Human pancreas vasculature (500-µm specimen) labeled with Alexa Fluor (AF) −647-conjugated anti-CD31 primary antibody (direct immunohistochemistry, sensitive to photobleaching) was used in Zeiss LSM 800 time-series imaging to evaluate the decrease in fluorescence (Histogram function of Zen software, Carl Zeiss) against cycles of excitation and emission (frames taken). In parallel, the less sensitive DAPI labeling of nuclei (chemical stain) and indirect immunohistochemistry (anti-S100B labeled with multiple AF-546-secondary antibodies) were used as the labeling controls to monitor the fluorescence signals and imaging process (×40 objective, LD C-Apochromat ×40/1.1 W, Carl Zeiss; ~30 µm under tissue surface; 500 cycles; 90 min). The triple-labeled specimens were embedded in A-ha or immersed in the clearing reagent Ce3D (aqueous solution, liquid control; BioLegend, San Diego, CA, USA; 427702) or CytoVista (organic solvent, liquid control; ThermoFisher, V11300) to perform the antifade test.

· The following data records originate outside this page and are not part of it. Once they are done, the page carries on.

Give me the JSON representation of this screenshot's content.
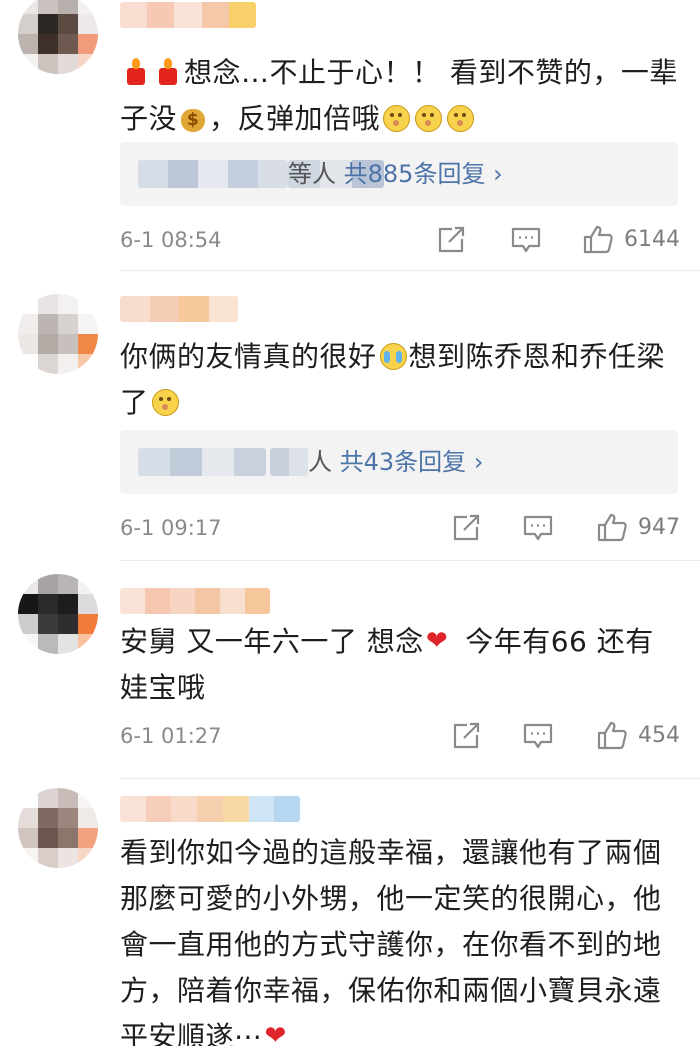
{
  "comments": [
    {
      "text_parts": [
        "想念…不止于心！！ 看到不赞的，一辈子没",
        "，反弹加倍哦"
      ],
      "reply": {
        "names": "等人",
        "count": "共885条回复",
        "arrow": "›"
      },
      "time": "6-1 08:54",
      "likes": "6144",
      "icons": [
        "candle-emoji",
        "candle-emoji",
        "money-bag-emoji",
        "rolling-eyes-emoji"
      ]
    },
    {
      "text_parts": [
        "你俩的友情真的很好",
        "想到陈乔恩和乔任梁了"
      ],
      "reply": {
        "names": "人",
        "count": "共43条回复",
        "arrow": "›"
      },
      "time": "6-1 09:17",
      "likes": "947",
      "icons": [
        "crying-emoji",
        "rolling-eyes-emoji"
      ]
    },
    {
      "text_parts": [
        "安舅 又一年六一了 想念",
        " 今年有66 还有娃宝哦"
      ],
      "time": "6-1 01:27",
      "likes": "454",
      "icons": [
        "heart-emoji"
      ]
    },
    {
      "text": "看到你如今過的這般幸福，還讓他有了兩個那麼可愛的小外甥，他一定笑的很開心，他會一直用他的方式守護你，在你看不到的地方，陪着你幸福，保佑你和兩個小寶貝永遠平安順遂⋯",
      "icons": [
        "heart-emoji"
      ]
    }
  ],
  "colors": {
    "reply_count": "#4d74a8",
    "meta_text": "#8a8a8a",
    "heart": "#e0242b",
    "reply_bg": "#f3f3f3"
  },
  "action_icons": [
    "share-icon",
    "comment-icon",
    "thumbs-up-icon"
  ]
}
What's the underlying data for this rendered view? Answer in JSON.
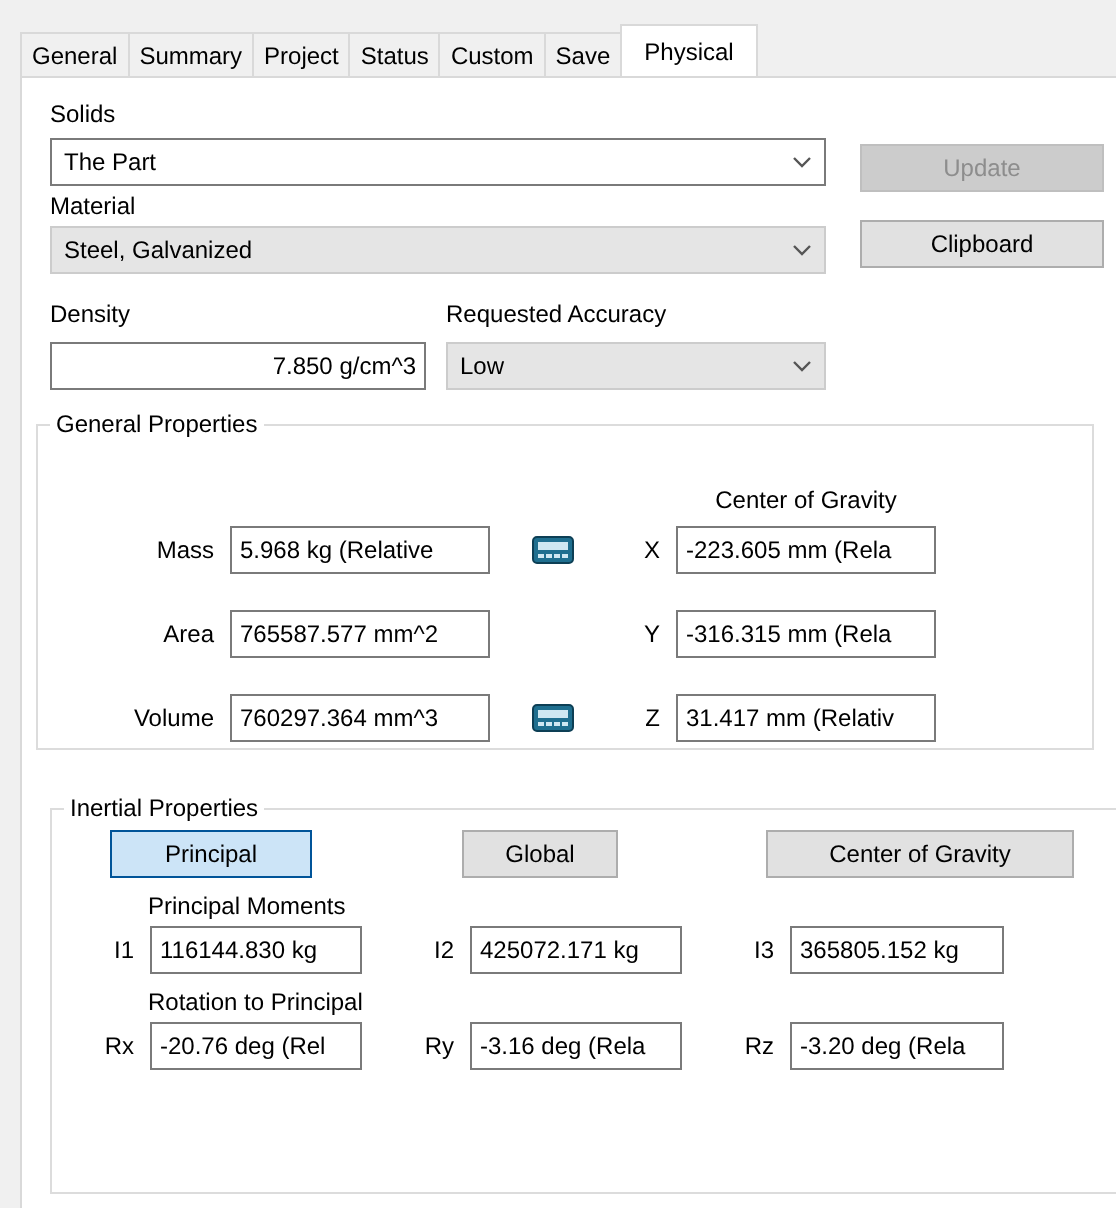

Multimodal A-ha/3D and clinical/2D pancreas histology

Vibratome sections of human pancreas (350 µm in thickness; Fig. 5a, b) were examined with stereomicroscopy to detect the potential duct lesion41. Afterward, the area of interest was examined by clinical 2D histology (H&E stain of microtome section, gold standard) to confirm the PanIN lesion (Fig. 5d). Once confirmed, fluorescence labeling of the adjacent vibratome sections (Fig. 5e–j, k–o) was performed to reveal the neurovascular networks and duct-islet cell clusters in the same microenvironment. Both the standard confocal and Airyscan microscopy (super-resolution mode, Carl Zeiss) were used to characterize the peri-lesional microenvironment.

Statistics and reproducibility

The quantitative values are presented as means with standard deviation (except Fig. 1a). Statistical differences were determined by the two-sided unpaired Student’s t test. Differences between groups were considered statistically significant when p < 0.05. No statistical method was used to predetermine sample size. No data were excluded from the analyses. The experiments were not randomized. The investigators were not blinded to allocation during experiments and outcome assessment.

Reporting summary

Further information on research design is available in the Nature Portfolio Reporting Summary linked to this article.